Ahmed Sayed Moola, who worked very closely with Dr Thokan over many decades to build the institutional capacity of SANZAF, related to me on several occasions the letters and verbal messages that the Institution would get from families who were capacitated by the support. If I have to paraphrase some of the words in the letters it would convey something like this: ‘Shukran and a sense of gratitude for supporting me to graduate from university, and now I’m able to fend for my family and we are no longer in need of Zakah.’
Today SANZAF is in the hands of a strong, vibrant, proactive, innovative, and collective leadership. The institution is growing from strength to strength to meet the challenges of a society which are escalating and requiring even greater institutional capacity to resolve. It is precisely the kind of outcome that the late Dr Shaukat envisaged, lived for, and realised. Alhamdulillah!
There are those who pointed out that Dr Shaukat’s activism should have been more politically oriented, particularly within the context of our South African socio-political situation. The debate to shift the Muslim Youth Movement from a socio-cultural to a socio-political movement was passionately debated during the 70s and 80s at various forums and meetings. In his own-way Dr Shaukat had a political orientation, and his political activism focussed on the building of an institution like SANZAF to deal with the historical socio-economic challenges of South Africa.
However, the debate to shift the Muslim Youth Movement to a more socio-political orientation, focus and activism was relevant, important, critical, contextual, and much needed. It was an important dynamic at a time when the oppressed people were engaged in a struggle to free itself from colonialism and apartheid. It is a struggle that is still ongoing and a work-in-progress.

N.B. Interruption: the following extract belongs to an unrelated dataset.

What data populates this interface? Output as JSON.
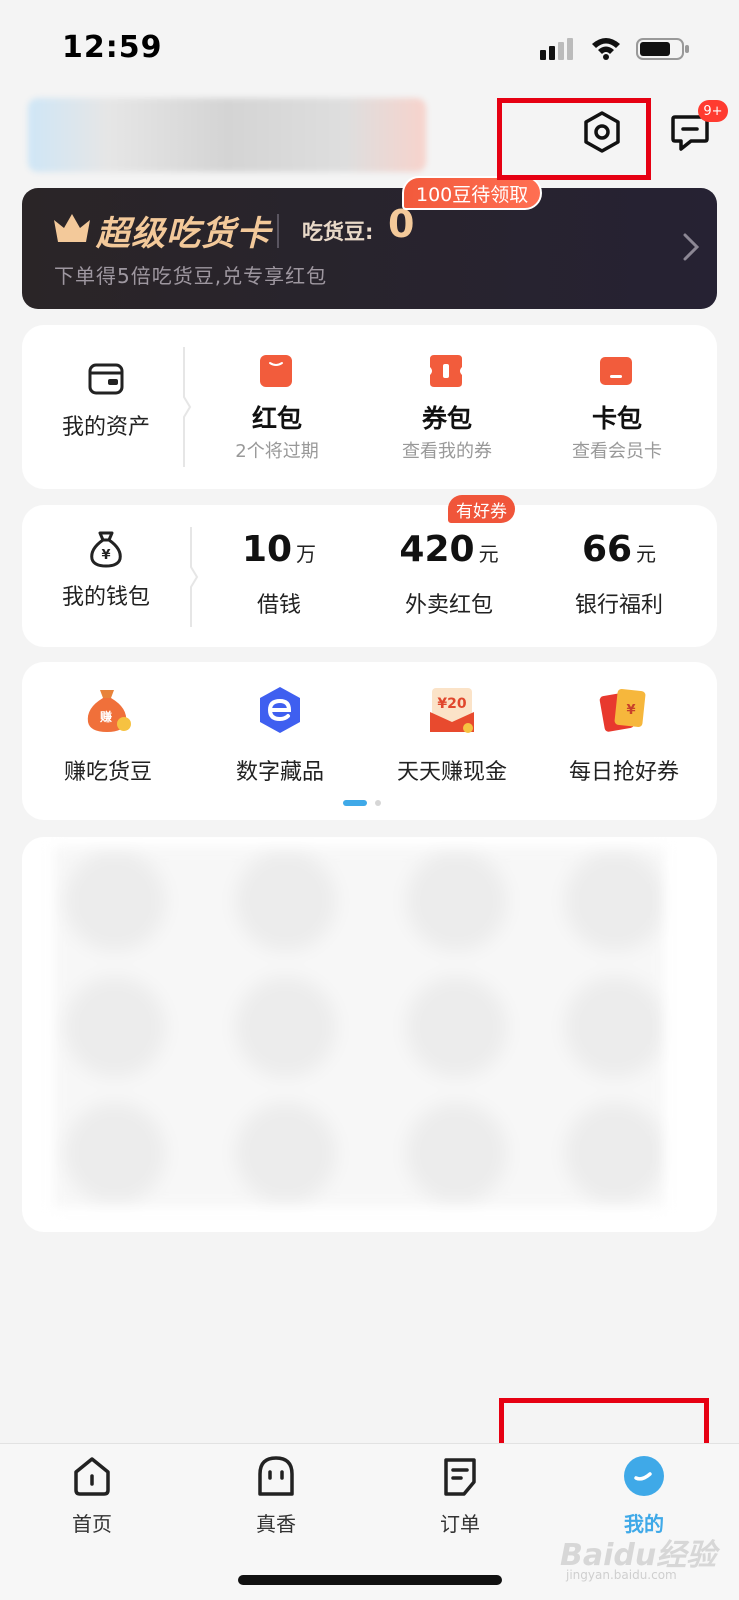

It is said that behind every great or successful man stands a woman. I think it would be more correctly to say in respect of Dr Thokan that his life partner, Farida, stood with him and not behind him in their pursuit to make a difference for the betterment of the community and society at large. She gave the back-office support which made it possible for him to do the unstinting community work and social activism that he pursued. Without Farida it probably would not have been possible for Dr Shaukat to have lived the accomplished life.

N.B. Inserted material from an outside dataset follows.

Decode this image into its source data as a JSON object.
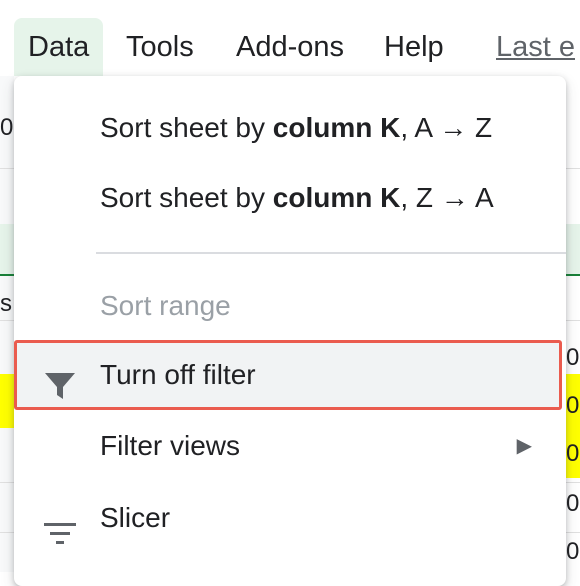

My wife and I have fond memories of Farida and her children. Her hospitality, simplicity, affability, kindness; and above all her lifetime and complementary role to Dr Shaukat to grow and develop our society and community are also her success and accomplishment. They were a splendid couple and their partnership would remain inspirational to me and many others. Farida passed away a few months ahead of Dr Shaukat.

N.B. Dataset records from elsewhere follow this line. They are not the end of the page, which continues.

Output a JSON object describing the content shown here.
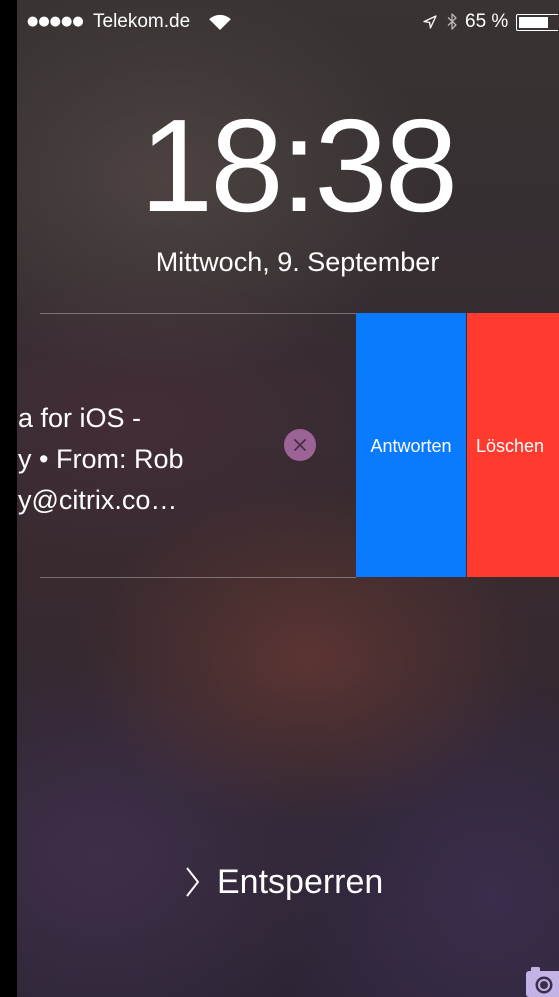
{
  "status_bar": {
    "signal_dots": "●●●●●",
    "carrier": "Telekom.de",
    "battery_percent": "65 %",
    "battery_level": 0.65
  },
  "lock_screen": {
    "time": "18:38",
    "date": "Mittwoch, 9. September",
    "unlock_label": "Entsperren"
  },
  "notification": {
    "lines": [
      "a for iOS -",
      "y • From: Rob",
      "y@citrix.co…"
    ],
    "actions": [
      {
        "label": "Antworten",
        "color": "#0b7bfd"
      },
      {
        "label": "Löschen",
        "color": "#ff3b30"
      }
    ]
  },
  "icons": {
    "wifi": "wifi-icon",
    "location": "location-arrow-icon",
    "bluetooth": "bluetooth-icon",
    "battery": "battery-icon",
    "close": "close-icon",
    "unlock": "chevron-right-icon",
    "camera": "camera-icon"
  },
  "colors": {
    "reply": "#0b7bfd",
    "delete": "#ff3b30",
    "close_button": "#9c6396",
    "camera": "#c3b2e6"
  }
}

Dr Shaukat like all of us was not perfect but his life was a continuous work-in-progress to become better and an optimised person.
There were several times when Dr Shaukat and many of us who know him reflected on what kind of society would be ultimately become and lamented over the youth and the fear that they would not uphold the Islamic heritage. Our fears were no less than the fears of many generations before us who pondered over the same issues. After deepened discussions about the future of the youth in South Africa, including our own children, we took solace in what the distinguished Fourth Caliph of Islam, also known as Imam Ali, said: “Every generation is born for its own time.”
The youth, including our children who succeed us, will live their lives as Muslims within the context of their time. Our concerns for them are understandable but they will shape their lives as Muslims within the contemporary society and epoch that they live.
Return we must to our creator, the Most High, and all of us will follow suit, sooner or later. Farewell, Dr Shaukat! You accomplished much, and we shall meet again at another time, place and in another life, Insha’Allah.